Our domestic experience shows that there are positive and negative aspects to the SEZ, and the same is corroborated by world practice. Elsewhere in the world, the government provides allocations and builds an infrastructure before setting up a special economic zone. And then it invites investors to start doing business. Ukraine’s economic condition often makes such preparatory measures impossible, although they are the first and foremost requirement to every such project. Unequal starting conditions explain the different outcome of different SEZs. There are also specific reasons causing their ineffectiveness, mainly explained by local variations. Slavutych is a good example. The project is named after the city being the bedroom suburb of Chornobyl, so it would be ridiculous to expect quick progress there.

There is a special Cabinet-Parliament committee chaired by Stanislav Hurenko studying SEZ performance and that of all so-called priority development territories. Already several such projects are blacklisted, likely to lose their “free” status, but I will not identify them. Best we await the committee’s findings.
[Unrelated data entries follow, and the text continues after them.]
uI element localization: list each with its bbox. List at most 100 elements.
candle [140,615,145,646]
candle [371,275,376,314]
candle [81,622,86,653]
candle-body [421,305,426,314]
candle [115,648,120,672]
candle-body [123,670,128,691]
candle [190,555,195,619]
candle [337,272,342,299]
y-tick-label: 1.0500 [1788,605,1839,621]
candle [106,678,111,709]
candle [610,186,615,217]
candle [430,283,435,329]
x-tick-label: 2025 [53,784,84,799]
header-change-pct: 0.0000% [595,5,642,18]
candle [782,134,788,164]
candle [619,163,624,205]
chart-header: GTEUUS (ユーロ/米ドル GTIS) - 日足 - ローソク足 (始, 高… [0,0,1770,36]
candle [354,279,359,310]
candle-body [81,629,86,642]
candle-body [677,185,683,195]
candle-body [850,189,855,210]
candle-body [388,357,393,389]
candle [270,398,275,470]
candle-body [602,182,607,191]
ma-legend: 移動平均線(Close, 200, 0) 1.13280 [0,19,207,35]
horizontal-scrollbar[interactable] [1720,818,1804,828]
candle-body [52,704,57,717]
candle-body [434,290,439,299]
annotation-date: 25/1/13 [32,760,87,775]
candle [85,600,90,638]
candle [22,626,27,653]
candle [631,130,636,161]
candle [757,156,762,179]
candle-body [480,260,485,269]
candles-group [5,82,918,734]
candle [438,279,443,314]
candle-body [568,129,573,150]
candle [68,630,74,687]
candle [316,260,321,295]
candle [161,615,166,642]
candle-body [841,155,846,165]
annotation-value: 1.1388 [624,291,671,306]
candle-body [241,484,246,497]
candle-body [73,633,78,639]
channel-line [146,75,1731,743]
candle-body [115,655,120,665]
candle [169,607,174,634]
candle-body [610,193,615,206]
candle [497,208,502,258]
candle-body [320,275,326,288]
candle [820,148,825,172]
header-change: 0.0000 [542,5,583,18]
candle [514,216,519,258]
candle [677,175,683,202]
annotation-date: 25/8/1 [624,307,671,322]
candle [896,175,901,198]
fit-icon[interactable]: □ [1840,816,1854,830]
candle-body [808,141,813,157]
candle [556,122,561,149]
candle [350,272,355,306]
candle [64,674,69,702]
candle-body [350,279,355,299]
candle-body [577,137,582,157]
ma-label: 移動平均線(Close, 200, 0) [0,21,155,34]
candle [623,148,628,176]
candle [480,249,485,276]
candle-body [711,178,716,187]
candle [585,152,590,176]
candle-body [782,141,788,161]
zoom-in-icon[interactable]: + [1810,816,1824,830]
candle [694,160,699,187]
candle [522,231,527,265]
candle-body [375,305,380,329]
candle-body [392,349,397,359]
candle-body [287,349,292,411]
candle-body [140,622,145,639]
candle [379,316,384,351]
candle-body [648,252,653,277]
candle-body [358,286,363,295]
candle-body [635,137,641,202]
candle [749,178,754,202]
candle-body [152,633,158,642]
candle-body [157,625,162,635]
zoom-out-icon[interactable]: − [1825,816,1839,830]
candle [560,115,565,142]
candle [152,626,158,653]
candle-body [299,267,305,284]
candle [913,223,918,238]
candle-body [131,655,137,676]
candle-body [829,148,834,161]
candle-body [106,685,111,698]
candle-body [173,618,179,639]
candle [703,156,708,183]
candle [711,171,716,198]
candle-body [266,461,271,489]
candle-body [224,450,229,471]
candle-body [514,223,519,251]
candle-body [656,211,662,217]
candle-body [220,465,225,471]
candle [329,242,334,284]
There are over 700 free [economic] zones across the world. What makes IMF attack those in Ukraine? Its experts regard them a source of concealed subsidization, damaging the competitive environment. This is why the fund demands closure of 19 such free zones in Poland as a condition of that country’s EU membership. It stands to reason to wonder about such a competitive environment in the United States, considering its intent to raise the number of its SEZs to 14. The answer is simple: the US is not borrowing anything from Ukraine. The issue would perhaps never be raised if we did not ask international financial institutions for help. So far, Ukraine is not paying for the music. If it is decided to close some SEZs, the consequences will affect the overall investment climate in Ukraine. Stable rules of the game are the main thing in the eyes of every investor. It is easy to imagine investors’ reaction to changes in the rules, after having weighed all the pros and cons and decided to go along with a given SEZ.



Oleksandr RIABCHENKO, chairman of the special parliamentary privatization oversight committee:

There are only two special economic zone in Ukraine, in the classical meaning of the word: in Zakarpattia and the Crimea. Here specific business procedures are really effective: All the others are largely exposed to subjective factors. Local authorities want such freedom as a way to implement the given region’s potential. This is correct, on the one hand, considering that by and large such potential is being utilized too inefficiently. On the other hand, there are problems, especially when such a free zone is set up in a territory absolutely unfit for the project. Until the government works out a uniform most favored investment status, Ukraine will need additional SEZs. At the same time, they must be placed under rigid control and whether they are worthwhile constantly analyzed. But isn’t it better to think things over first than decide to close a project afterward? Closing down the SEZ is just more evidence of our unstable economic policy.

International experts consider Ukrainian SEZs unnatural and insist they be closed. The West wants all of Ukraine to operate in a mode akin to that of a special economic zone. In other words, all economic policy must be investment-oriented. The trouble is, we still have a very long way to go to achieve this. Thus, we should try to do something where and whenever possible. I will not predict what SEZ will be closed, not before the Cabinet submits proposals to Verkhovna Rada. And this is not the point, after all, because closing down such zones will not solve our problems. The government must look for ways to secure normal working conditions, rather than punish the so- called guilty SEZs.